After leaving the coffee plantation, we visited a cooperative where Mayans are taught to weave and make other crafts. The highlight was when the women dressed Kimberly, Elli and Mom in traditional Mayan clothing. (Anthony said he was too embarrassed, and they apparently didn't have any pants big enough to fit me.) They didn't do that when we visited the coop in 2001. We snapped plenty of photos for everyone to see when we get home.

We cut short the final stop at the macadamia nut plantation because the tour guide there was an obnoxious, crude, foul-mouthed athiest and "tree hugger." At one time I had wanted to write a freelance story on the plantation because I love its mission: propagate carbon-dioxide-eating macadamia trees throughout Guatemala to help fight pollution and discourage the destruction of rain forests. But the tour guide -- I'm calling him "Lorenzo the Loon," a San Francisco transplant -- quickly offended all of us, as well as the Swiss family in our party (he made fun of Swiss chocolate in touting the macadamia plant's own version).

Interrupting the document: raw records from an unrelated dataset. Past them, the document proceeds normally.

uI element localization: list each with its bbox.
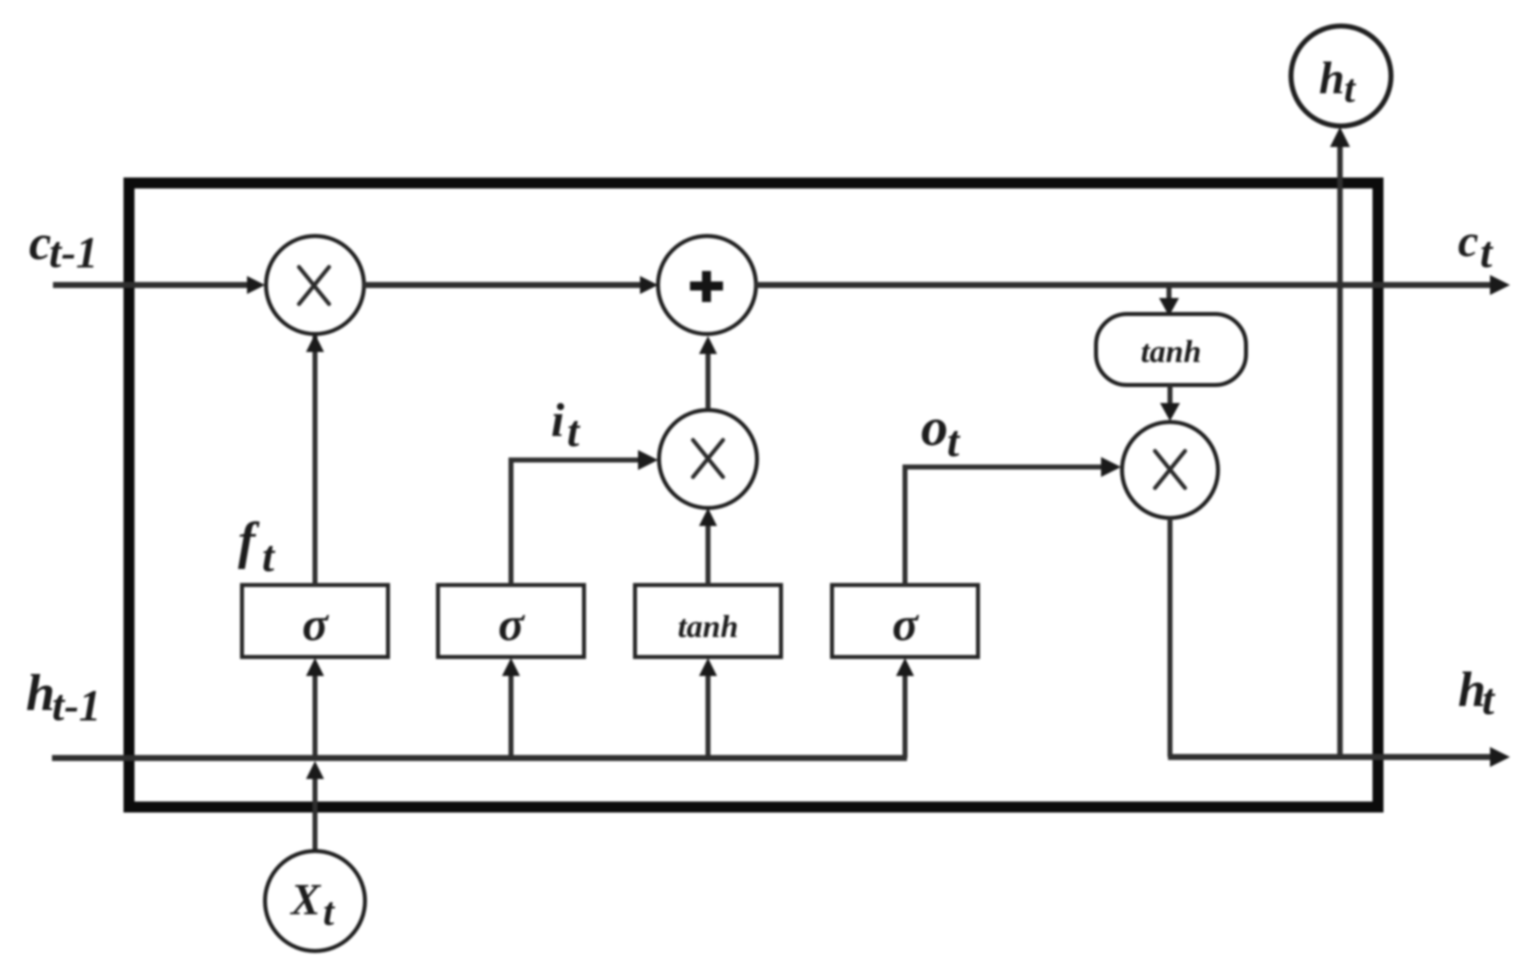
node multiply X3 (output gate product) (1122, 422, 1218, 518)
arrowhead into o gate (896, 658, 914, 676)
node multiply X2 (input gate product) (659, 410, 757, 508)
gate box sigma i (438, 585, 584, 657)
wire candidate gate to X2 (706, 524, 711, 585)
arrowhead h_t exit (1490, 747, 1510, 767)
node x_t input circle (265, 851, 365, 951)
arrowhead into f gate (306, 658, 324, 676)
arrowhead into X3 from o gate (1101, 457, 1121, 477)
svg-text:t: t (323, 889, 336, 934)
arrowhead into multiply X1 (247, 276, 265, 294)
wire f gate to X1 (313, 336, 318, 585)
X3 times symbol (1155, 451, 1185, 488)
arrowhead into plus from X2 (699, 336, 717, 354)
arrowhead into h_t circle (1330, 127, 1350, 147)
wire h output segment (1168, 754, 1494, 760)
wire branch down to tanh block (1167, 285, 1172, 300)
wire branch up to h_t circle (1337, 143, 1343, 757)
wire h-line branch to i gate (509, 674, 514, 758)
svg-text:σ: σ (302, 598, 329, 651)
arrowhead c_t exit (1490, 275, 1510, 295)
gate box sigma f (242, 585, 388, 657)
svg-text:h: h (26, 665, 55, 722)
arrowhead into candidate gate (699, 658, 717, 676)
node plus (cell state sum) (658, 236, 756, 334)
arrowhead into X2 from candidate gate (699, 508, 717, 526)
plus symbol (690, 271, 723, 302)
outer LSTM cell box (129, 183, 1378, 807)
wire c-line input segment (53, 282, 250, 288)
wire X2 up to plus (706, 352, 711, 409)
arrowhead into X2 from i gate (638, 450, 658, 470)
wire h-line input (52, 755, 907, 761)
svg-text:c: c (29, 214, 51, 270)
svg-text:c: c (1458, 215, 1478, 266)
wire o gate up and right to X3 (905, 467, 1108, 585)
wire i gate up and right to X2 (511, 460, 646, 585)
wire h-line branch to f gate (313, 674, 318, 758)
svg-text:t: t (947, 417, 961, 466)
node multiply X1 (forget gate product) (266, 236, 364, 334)
X1 times symbol (299, 267, 329, 304)
arrowhead into h-line from x_t (306, 761, 324, 779)
X2 times symbol (693, 440, 723, 477)
wire h-line turn up to o gate (903, 674, 908, 758)
svg-text:t: t (567, 407, 581, 456)
arrowhead into X1 from f gate (306, 334, 324, 352)
svg-text:X: X (289, 875, 322, 924)
svg-text:t: t (262, 532, 276, 581)
arrowhead into i gate (502, 658, 520, 676)
svg-text:t: t (1344, 66, 1357, 111)
arrowhead into tanh block (1159, 298, 1179, 316)
arrowhead into plus node (640, 276, 658, 294)
svg-text:t: t (1482, 675, 1496, 724)
svg-text:σ: σ (892, 598, 919, 651)
svg-text:t-1: t-1 (52, 681, 101, 730)
svg-text:tanh: tanh (678, 608, 738, 644)
svg-text:h: h (1319, 52, 1345, 103)
wire X1 to plus (363, 282, 642, 288)
svg-text:i: i (551, 394, 565, 447)
gate box tanh candidate (635, 585, 781, 657)
arrowhead into multiply X3 (1160, 403, 1180, 421)
wire X3 down to h-line (1168, 518, 1173, 757)
svg-text:tanh: tanh (1141, 333, 1201, 369)
svg-text:o: o (921, 397, 948, 457)
svg-text:σ: σ (498, 598, 525, 651)
tanh activation block (1096, 314, 1246, 385)
svg-text:t-1: t-1 (49, 228, 98, 277)
svg-text:t: t (1480, 228, 1494, 277)
wire h-line branch to candidate gate (706, 674, 711, 758)
wire c-line output segment (755, 282, 1494, 288)
wire x_t input up to h-line (313, 776, 318, 852)
node h_t output circle (1291, 26, 1391, 126)
gate box sigma o (832, 585, 978, 657)
wire tanh block to multiply X3 (1168, 385, 1173, 406)
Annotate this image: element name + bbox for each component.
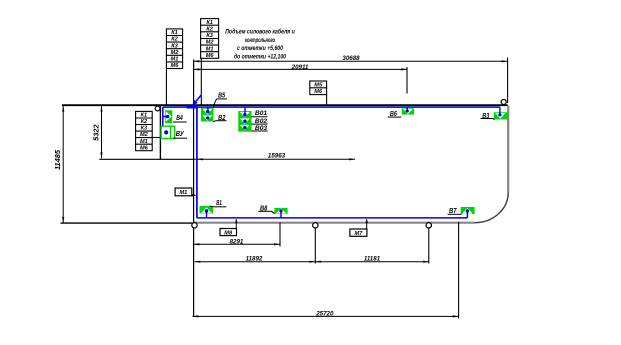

The guy also basically groped the young daughter of the Swiss family. Both Dad and I agreed that had he touched Elli in the way he touched that girl, he would have heard a few pointed words from us. I recoiled when he later approached Catie in Kimberly's arms -- and then he made a foul-mouthed comment about how he gets scared every time he is near a child that young because his are adults now. We left not long after that and did not pay the entrance fee or wait for macadamia pancakes. All of us were disgusted.

Thankfully, Kimberly pulled Anthony and Elli away early as Lorenzo was making his athiestic pitch and ridiculing the creation story. We're glad the kids' only interest was in getting dirty by picking up a few macadamia nuts from the ground.